Gennadi Seleznyov was stripped of his voting rights in the Duma
yesterday and may soon lose his post as speaker: that was how
the majority of Duma members interpreted Unity's move. As a curtain-raiser,
the speaker only lost his casting vote in the Duma Council. Afterwards
the Protocol Committee was instructed to study the feasibility
of replacing the speaker of the lower house.
No one can say with any degree of certainty whether the Kremlin
and the Cabinet want all this. Presidential and governmental representatives
refused to comment on the Duma decision yesterday. Consequently
no one knows what this meant: was Unity acting on orders from
above or has it finally decided to show in its third year of existence
that it can come up with new ideas all on its own? In any case,
the reshuffle in the lower house of parliament and speaker resignations
are not in the plans of the pro-presidential Alliance of Four
comprising the Unity, Fatherland √ All Russia, People's
Deputy and Russia's Regions. According to the Protocol Committee
Chairman Oleg Kovalev, the alliance merely wanted to settle a
"technical issue" and bring the correlation of forces
in the Duma Council into line with that in the Duma. The alliance
holds a majority in the lower house of parliament but not in the
Duma Council. Before yesterday, the Duma Council consisted of
the speaker (including casting vote) and nine leaders of factions
and groups. The pro-presidential alliance believes that the Communist
Party has two votes on the Duma Council since Seleznyov himself
is a communist.
This particular communist suited Unity quite well two years ago
when the portfolios were split. Essentially, they were split between
two factions, the Communists and Unity as the largest ones. The
Alliance of the Four did not exist then. Fatherland - All-Russia,
Russia's Regions, Yabloko and the Union of Right-Wing Forces were
deprived of their slice of the pie. Justice was partially restored
when the four factions called for a boycott of Duma meetings.

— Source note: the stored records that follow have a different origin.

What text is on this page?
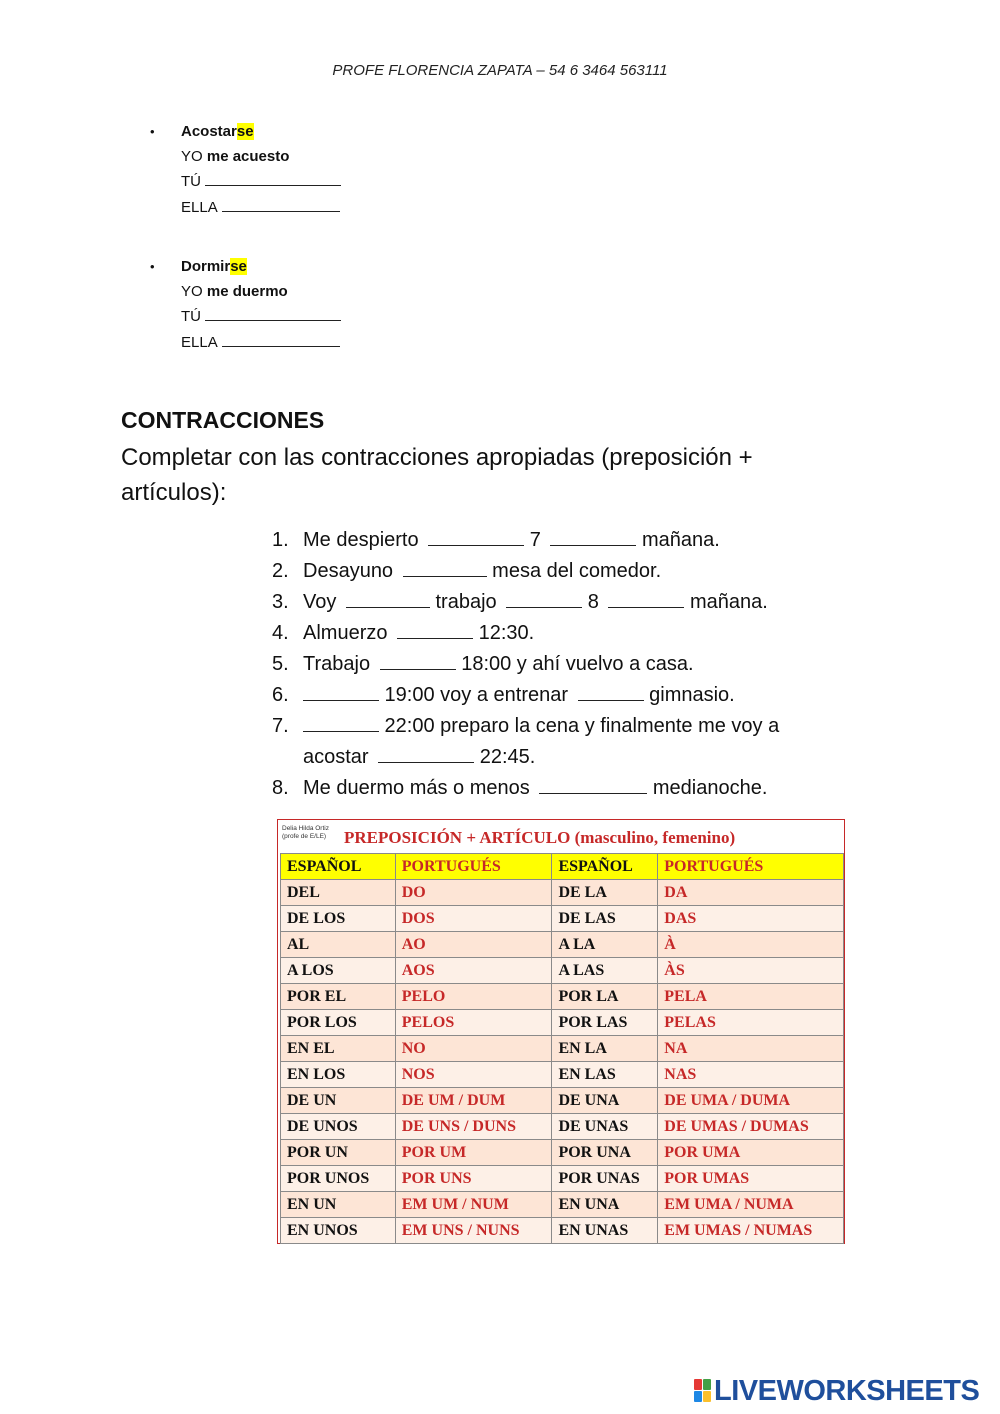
PROFE FLORENCIA ZAPATA – 54 6 3464 563111
• Acostarse
YO me acuesto
TÚ
ELLA
• Dormirse
YO me duermo
TÚ
ELLA
CONTRACCIONES
Completar con las contracciones apropiadas (preposición + artículos):
1. Me despierto	7	mañana.
2. Desayuno	mesa del comedor.
3. Voy	trabajo	8	mañana.
4. Almuerzo	12:30.
5. Trabajo	18:00 y ahí vuelvo a casa.
6.	19:00 voy a entrenar	gimnasio.
7.	22:00 preparo la cena y finalmente me voy a acostar	22:45.
8. Me duermo más o menos	medianoche.
Delia Hilda Ortiz
(profe de E/LE) PREPOSICIÓN + ARTÍCULO (masculino, femenino)
ESPAÑOL	PORTUGUÉS	ESPAÑOL	PORTUGUÉS
DEL	DO	DE LA	DA
DE LOS	DOS	DE LAS	DAS
AL	AO	A LA	À
A LOS	AOS	A LAS	ÀS
POR EL	PELO	POR LA	PELA
POR LOS	PELOS	POR LAS	PELAS
EN EL	NO	EN LA	NA
EN LOS	NOS	EN LAS	NAS
DE UN	DE UM / DUM	DE UNA	DE UMA / DUMA
DE UNOS	DE UNS / DUNS	DE UNAS	DE UMAS / DUMAS
POR UN	POR UM	POR UNA	POR UMA
POR UNOS	POR UNS	POR UNAS	POR UMAS
EN UN	EM UM / NUM	EN UNA	EM UMA / NUMA
EN UNOS	EM UNS / NUNS	EN UNAS	EM UMAS / NUMAS
LIVEWORKSHEETS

Additional committees, sub0committees and commissions were set
up to placate them. Everything is different now. A United Russia
wants the "technical issue" concerning the speaker's
communist vote to be resolved.
That done, the Alliance of the Four holds a distinct advantage
in the Duma Council. The Duma minority wanted more than that.

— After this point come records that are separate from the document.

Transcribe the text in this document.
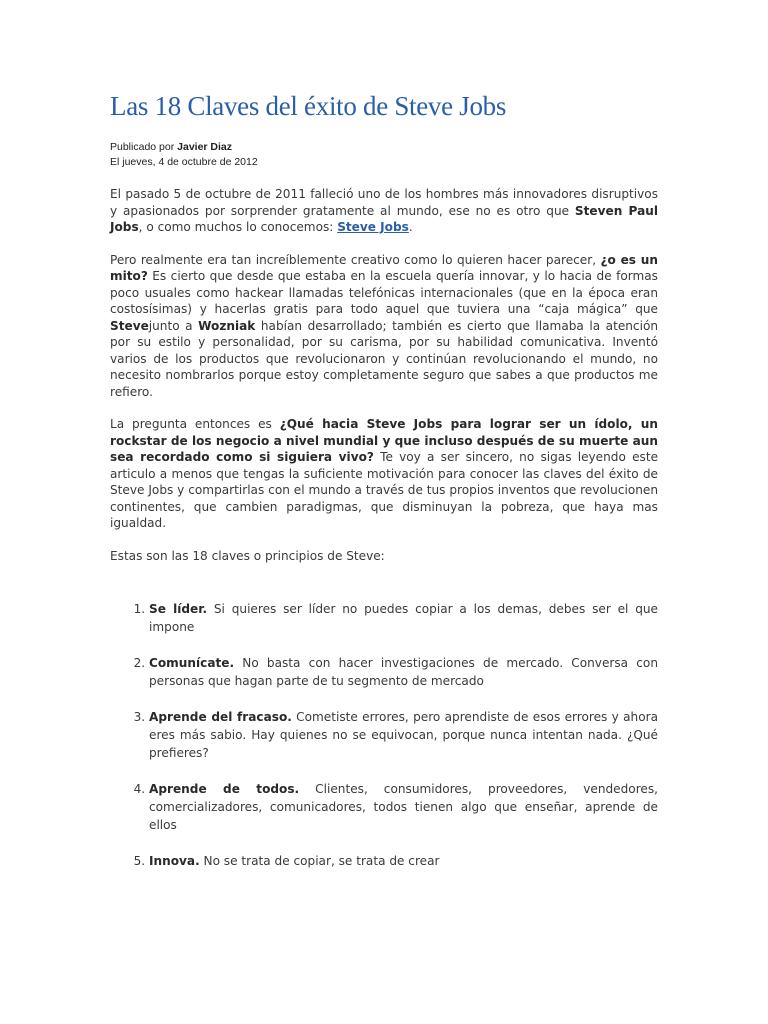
Las 18 Claves del éxito de Steve Jobs
Publicado por Javier Diaz
El jueves, 4 de octubre de 2012

El pasado 5 de octubre de 2011 falleció uno de los hombres más innovadores disruptivos y apasionados por sorprender gratamente al mundo, ese no es otro que Steven Paul Jobs, o como muchos lo conocemos: Steve Jobs.

Pero realmente era tan increíblemente creativo como lo quieren hacer parecer, ¿o es un mito? Es cierto que desde que estaba en la escuela quería innovar, y lo hacia de formas poco usuales como hackear llamadas telefónicas internacionales (que en la época eran costosísimas) y hacerlas gratis para todo aquel que tuviera una “caja mágica” que Stevejunto a Wozniak habían desarrollado; también es cierto que llamaba la atención por su estilo y personalidad, por su carisma, por su habilidad comunicativa. Inventó varios de los productos que revolucionaron y continúan revolucionando el mundo, no necesito nombrarlos porque estoy completamente seguro que sabes a que productos me refiero.

La pregunta entonces es ¿Qué hacia Steve Jobs para lograr ser un ídolo, un rockstar de los negocio a nivel mundial y que incluso después de su muerte aun sea recordado como si siguiera vivo? Te voy a ser sincero, no sigas leyendo este articulo a menos que tengas la suficiente motivación para conocer las claves del éxito de Steve Jobs y compartirlas con el mundo a través de tus propios inventos que revolucionen continentes, que cambien paradigmas, que disminuyan la pobreza, que haya mas igualdad.

Estas son las 18 claves o principios de Steve:

1. Se líder. Si quieres ser líder no puedes copiar a los demas, debes ser el que impone
2. Comunícate. No basta con hacer investigaciones de mercado. Conversa con personas que hagan parte de tu segmento de mercado
3. Aprende del fracaso. Cometiste errores, pero aprendiste de esos errores y ahora eres más sabio. Hay quienes no se equivocan, porque nunca intentan nada. ¿Qué prefieres?
4. Aprende de todos. Clientes, consumidores, proveedores, vendedores, comercializadores, comunicadores, todos tienen algo que enseñar, aprende de ellos
5. Innova. No se trata de copiar, se trata de crear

At first, agrarian leader Nikolai Kharitonov suggested a vote
of confidence in the speaker. The idea was backed by Boris Nadezhdin
of the Union of Right-Wing Forces who suggested instructing the
Protocol Committee to consider replacement of the speaker. Sergei
Ivanenko of Yabloko demanded a revision of the package agreement
and suggested his own version. "Let the majority appoint
the Duma Speaker and chairmen of all committees, but let the minority
electsthe senior deputy speaker and senior deputy chairmen in
all committees," he said. According to Ivanenko, this is
how "parliaments operate all over the world." In Russia,
however, "attempts are being made to remove Yabloko, the
Union of Right-Wing Forces, the communists, and the agrarians
from political decision-making."
The Duma accepted Nadezhdin's proposal. The future of Speaker
Seleznyov is now in the hands of the Protocol Committee.